In the context of the KPA this has involved the party reasserting formal control over the military by strengthening the institutional authority and role of the KPA General Political Department [GPD]. While the GPD’s role in military promotions and personnel matters has remained constant, during the later years of Kim Jong Il’s rule the GPD’s control over the daily affairs of the military and its routine ideological indoctrination efforts largely receded. Kim Jong Un, who cut his leadership teeth in part with elements of the GPD, has prioritized the role of the GPD over that of the General Staff and Ministry of the People’s Armed Forces [MPAF] within the military and the high command. He has even reverted to appointing civilian party managers as heads of the GPD like his grandfather Kim Il Sung, as opposed to career military officers like his father.

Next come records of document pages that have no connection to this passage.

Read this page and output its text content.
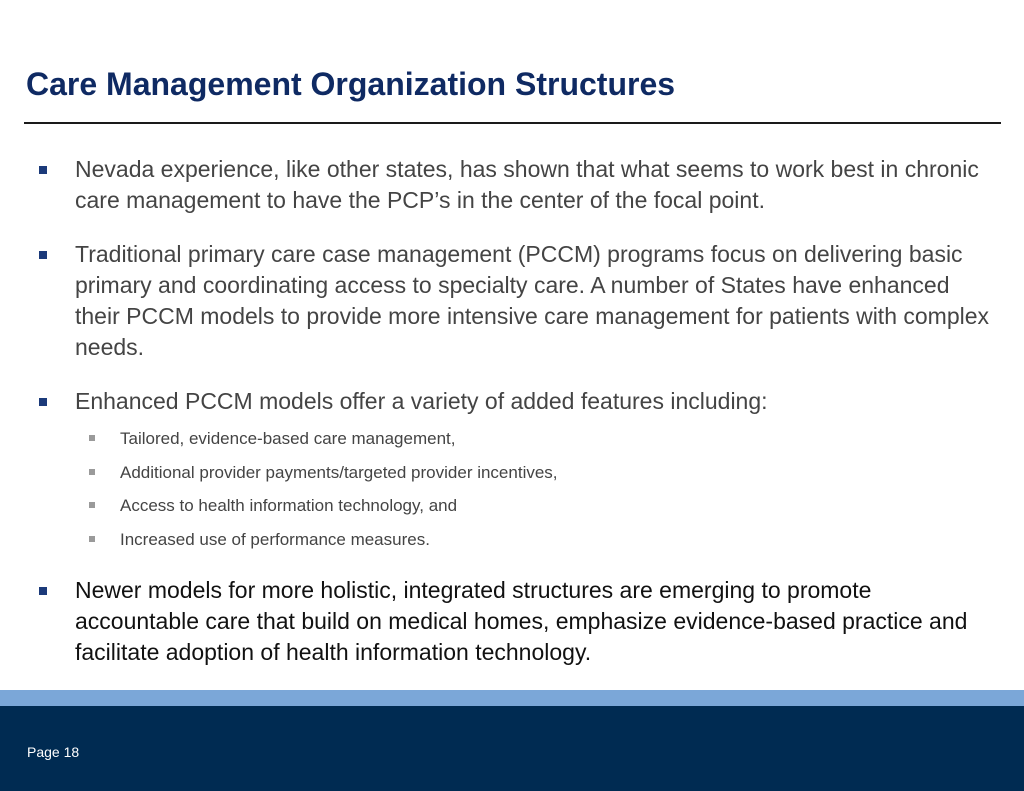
Care Management Organization Structures
Nevada experience, like other states, has shown that what seems to work best in chronic care management to have the PCP’s in the center of the focal point.
Traditional primary care case management (PCCM) programs focus on delivering basic primary and coordinating access to specialty care. A number of States have enhanced their PCCM models to provide more intensive care management for patients with complex needs.
Enhanced PCCM models offer a variety of added features including:
Tailored, evidence-based care management,
Additional provider payments/targeted provider incentives,
Access to health information technology, and
Increased use of performance measures.
Newer models for more holistic, integrated structures are emerging to promote accountable care that build on medical homes, emphasize evidence-based practice and facilitate adoption of health information technology.
Page 18
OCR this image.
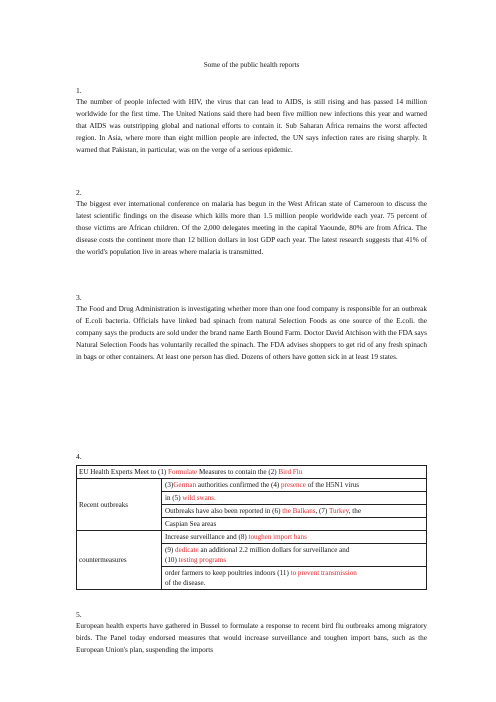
Some of the public health reports
1.
The number of people infected with HIV, the virus that can lead to AIDS, is still rising and has passed 14 million worldwide for the first time. The United Nations said there had been five million new infections this year and warned that AIDS was outstripping global and national efforts to contain it. Sub Saharan Africa remains the worst affected region. In Asia, where more than eight million people are infected, the UN says infection rates are rising sharply. It warned that Pakistan, in particular, was on the verge of a serious epidemic.
2.
The biggest ever international conference on malaria has begun in the West African state of Cameroon to discuss the latest scientific findings on the disease which kills more than 1.5 million people worldwide each year. 75 percent of those victims are African children. Of the 2,000 delegates meeting in the capital Yaounde, 80% are from Africa. The disease costs the continent more than 12 billion dollars in lost GDP each year. The latest research suggests that 41% of the world's population live in areas where malaria is transmitted.
3.
The Food and Drug Administration is investigating whether more than one food company is responsible for an outbreak of E.coli bacteria. Officials have linked bad spinach from natural Selection Foods as one source of the E.coli. the company says the products are sold under the brand name Earth Bound Farm. Doctor David Atchison with the FDA says Natural Selection Foods has voluntarily recalled the spinach. The FDA advises shoppers to get rid of any fresh spinach in bags or other containers. At least one person has died. Dozens of others have gotten sick in at least 19 states.
4.
EU Health Experts Meet to (1) Formulate Measures to contain the (2) Bird Flu	
Recent outbreaks	(3)German authorities confirmed the (4) presence of the H5N1 virus
	in (5) wild swans.
	Outbreaks have also been reported in (6) the Balkans, (7) Turkey, the
	Caspian Sea areas
countermeasures	Increase surveillance and (8) toughen import bans
	(9) dedicate an additional 2.2 million dollars for surveillance and
(10) testing programs
	order farmers to keep poultries indoors (11) to prevent transmission
of the disease.
5.
European health experts have gathered in Bussel to formulate a response to recent bird flu outbreaks among migratory birds. The Panel today endorsed measures that would increase surveillance and toughen import bans, such as the European Union's plan, suspending the imports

One recurring message during Kim Jong Un’s field inspections of military units has been the insufficiency of “political work” (i.e. ideological indoctrination) in the KPA. This was the primary reason that Choe Ryong Hae was replaced as GPD Director by VMar Hwang Pyong So. Interestingly, Ri Yong Gil was appointed Chief of the General Staff when Choe Ryong Hae was GPD Director. In what might entirely be a coincidence, Ri Yong Gil disappeared from public life a week before Choe Ryong Hae made his first public appearance following his three month re-education period.

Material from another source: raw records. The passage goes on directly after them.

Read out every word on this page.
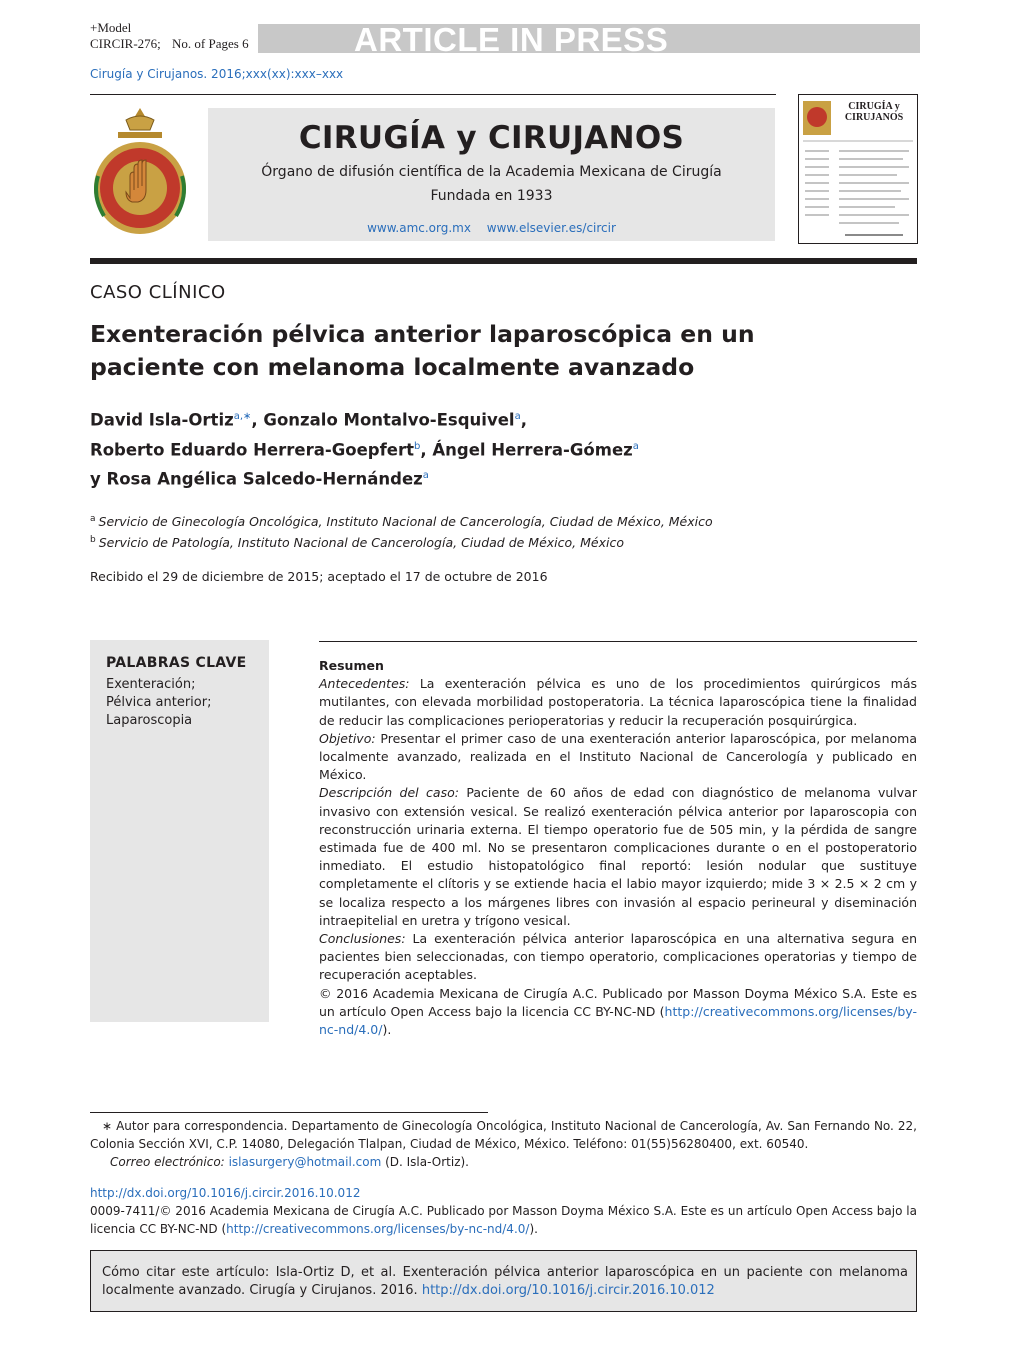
+Model
CIRCIR-276; No. of Pages 6	ARTICLE IN PRESS
Cirugía y Cirujanos. 2016;xxx(xx):xxx–xxx
CIRUGÍA y CIRUJANOS
Órgano de difusión científica de la Academia Mexicana de Cirugía
Fundada en 1933
www.amc.org.mx www.elsevier.es/circir
CIRUGÍA y CIRUJANOS
CASO CLÍNICO
Exenteración pélvica anterior laparoscópica en un paciente con melanoma localmente avanzado
David Isla-Ortiz$^{a,∗}$, Gonzalo Montalvo-Esquivel$^a$,
Roberto Eduardo Herrera-Goepfert$^b$, Ángel Herrera-Gómez$^a$
y Rosa Angélica Salcedo-Hernández$^a$
$^a$ Servicio de Ginecología Oncológica, Instituto Nacional de Cancerología, Ciudad de México, México
$^b$ Servicio de Patología, Instituto Nacional de Cancerología, Ciudad de México, México
Recibido el 29 de diciembre de 2015; aceptado el 17 de octubre de 2016
PALABRAS CLAVE
Exenteración;
Pélvica anterior;
Laparoscopia
Resumen

Antecedentes: La exenteración pélvica es uno de los procedimientos quirúrgicos más mutilantes, con elevada morbilidad postoperatoria. La técnica laparoscópica tiene la finalidad de reducir las complicaciones perioperatorias y reducir la recuperación posquirúrgica.

Objetivo: Presentar el primer caso de una exenteración anterior laparoscópica, por melanoma localmente avanzado, realizada en el Instituto Nacional de Cancerología y publicado en México.

Descripción del caso: Paciente de 60 años de edad con diagnóstico de melanoma vulvar invasivo con extensión vesical. Se realizó exenteración pélvica anterior por laparoscopia con reconstrucción urinaria externa. El tiempo operatorio fue de 505 min, y la pérdida de sangre estimada fue de 400 ml. No se presentaron complicaciones durante o en el postoperatorio inmediato. El estudio histopatológico final reportó: lesión nodular que sustituye completamente el clítoris y se extiende hacia el labio mayor izquierdo; mide 3 × 2.5 × 2 cm y se localiza respecto a los márgenes libres con invasión al espacio perineural y diseminación intraepitelial en uretra y trígono vesical.

Conclusiones: La exenteración pélvica anterior laparoscópica en una alternativa segura en pacientes bien seleccionadas, con tiempo operatorio, complicaciones operatorias y tiempo de recuperación aceptables.

© 2016 Academia Mexicana de Cirugía A.C. Publicado por Masson Doyma México S.A. Este es un artículo Open Access bajo la licencia CC BY-NC-ND (http://creativecommons.org/licenses/by-nc-nd/4.0/).

∗ Autor para correspondencia. Departamento de Ginecología Oncológica, Instituto Nacional de Cancerología, Av. San Fernando No. 22, Colonia Sección XVI, C.P. 14080, Delegación Tlalpan, Ciudad de México, México. Teléfono: 01(55)56280400, ext. 60540.
Correo electrónico: islasurgery@hotmail.com (D. Isla-Ortiz).
http://dx.doi.org/10.1016/j.circir.2016.10.012
0009-7411/© 2016 Academia Mexicana de Cirugía A.C. Publicado por Masson Doyma México S.A. Este es un artículo Open Access bajo la licencia CC BY-NC-ND (http://creativecommons.org/licenses/by-nc-nd/4.0/).
Cómo citar este artículo: Isla-Ortiz D, et al. Exenteración pélvica anterior laparoscópica en un paciente con melanoma localmente avanzado. Cirugía y Cirujanos. 2016. http://dx.doi.org/10.1016/j.circir.2016.10.012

Whatever the final outcome for General Ri Yong Gil, his dismissal marks the fourth time the Chief of the KPA General Staff has changed since he assumed the supreme leadership. The number of changes to high command (which is to say the Director of the KPA General Political Department, Chief of the General Staff, Minister of People’s Armed Forces, Director of the General Staff Operations Bureau and 1st Vice Minister of the People’s Armed Forces) is approximately 21. This does not account for changes in the lower 1st and 2nd tier command positions within the KPA General Staff apparatus (including replacing commanders of KPA service branches and ground corps units), in the KPA General Political Department and MPAF and various vice ministers, section chiefs and senior managers throughout the internal security apparatus.

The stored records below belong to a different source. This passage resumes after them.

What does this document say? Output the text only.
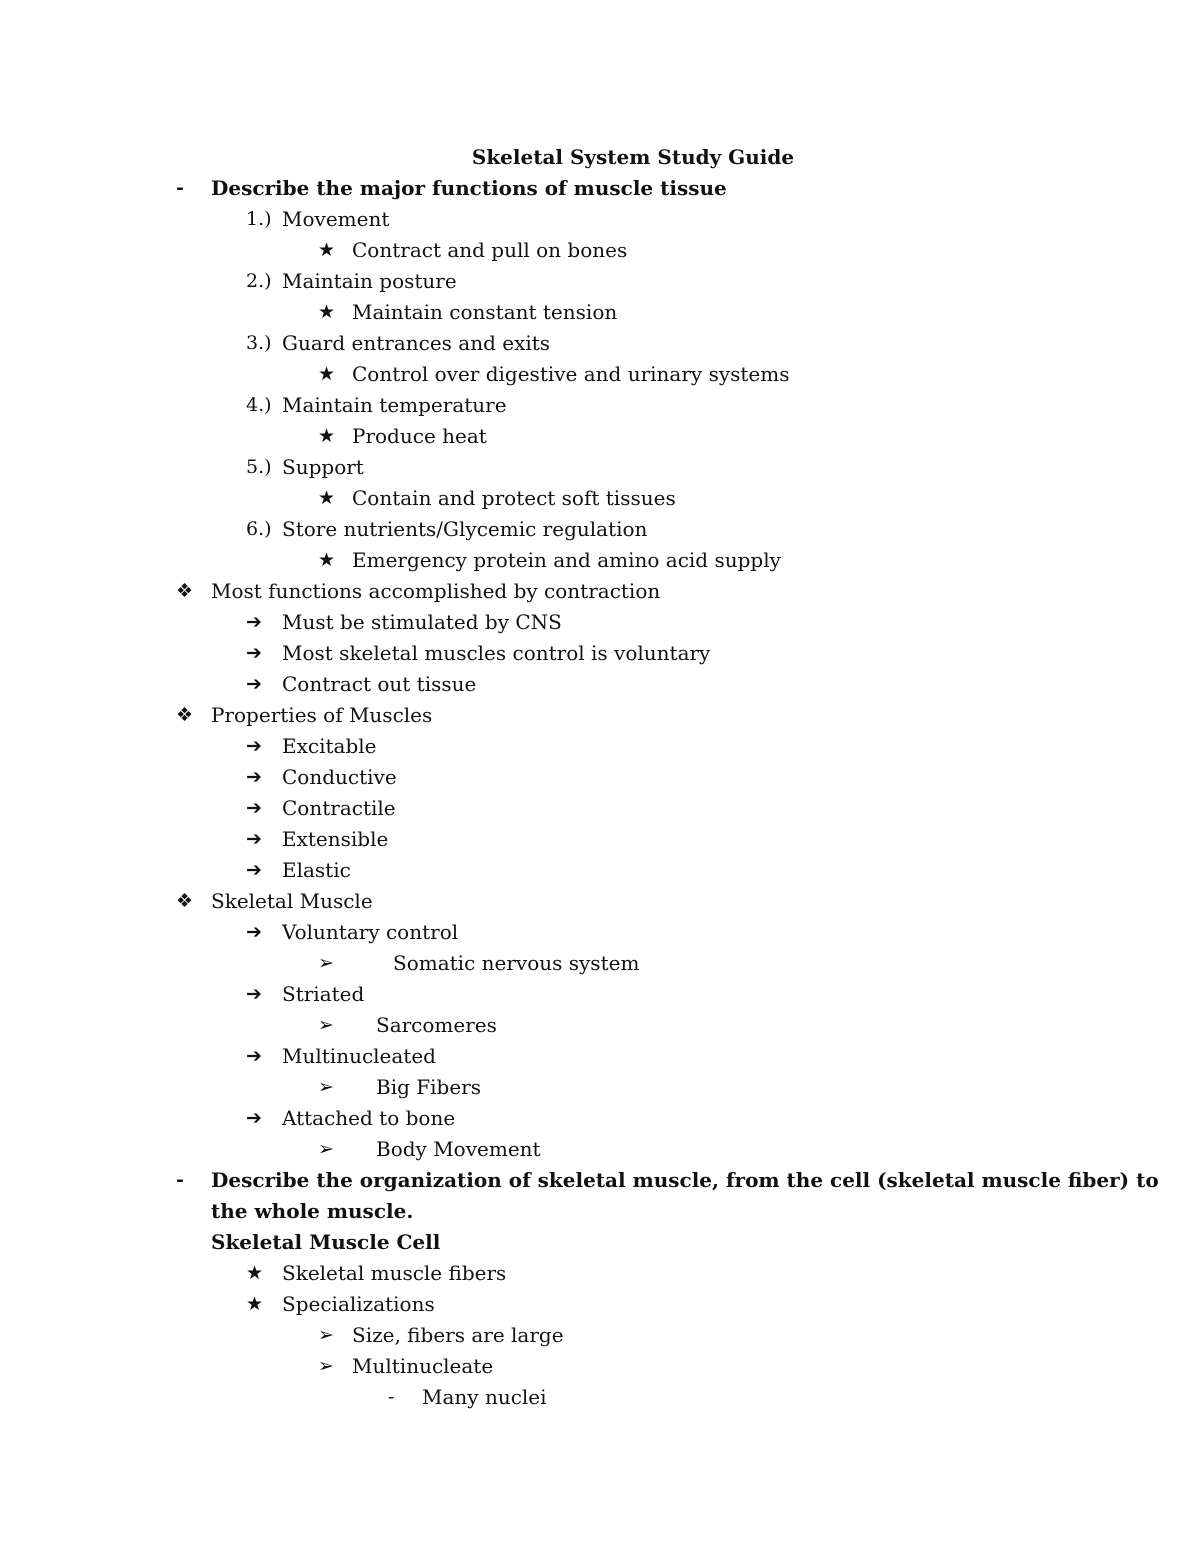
Skeletal System Study Guide
- Describe the major functions of muscle tissue
1.) Movement
★ Contract and pull on bones
2.) Maintain posture
★ Maintain constant tension
3.) Guard entrances and exits
★ Control over digestive and urinary systems
4.) Maintain temperature
★ Produce heat
5.) Support
★ Contain and protect soft tissues
6.) Store nutrients/Glycemic regulation
★ Emergency protein and amino acid supply
❖ Most functions accomplished by contraction
➔ Must be stimulated by CNS
➔ Most skeletal muscles control is voluntary
➔ Contract out tissue
❖ Properties of Muscles
➔ Excitable
➔ Conductive
➔ Contractile
➔ Extensible
➔ Elastic
❖ Skeletal Muscle
➔ Voluntary control
➢	Somatic nervous system
➔ Striated
➢ Sarcomeres
➔ Multinucleated
➢ Big Fibers
➔ Attached to bone
➢ Body Movement
- Describe the organization of skeletal muscle, from the cell (skeletal muscle fiber) to
the whole muscle.
Skeletal Muscle Cell
★ Skeletal muscle fibers
★ Specializations
➢ Size, fibers are large
➢ Multinucleate
- Many nuclei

A lot of media attention and analysis has focused on these numerous KPA personnel changes having occurred since Kim Jong Un took power. However, this began when Kim Jong Il was still alive and in power. Until Jong Un’s accession in 2011-2012, the largest military shake-up in the DPRK’s history occurred in February 2009, about a month after Jong Un’s succession was formalized by his father and uncle. At that time, O Kuk Ryol was elevated to the National Defense Commission, Ri Yong Ho was appointed Chief of the KPA General Staff, Kim Yong Chun was appointed Minister of the People’s Armed Forces, Kim Kyok Sik transferred to command of the IV Army Corps, Kim Il Chol appointed 1st Vice Minister of the People’s Armed Forces and Kim Yong Chol appointed Director of the Reconnaissance General Bureau. So, Jong Un is continuing something that began with his own succession.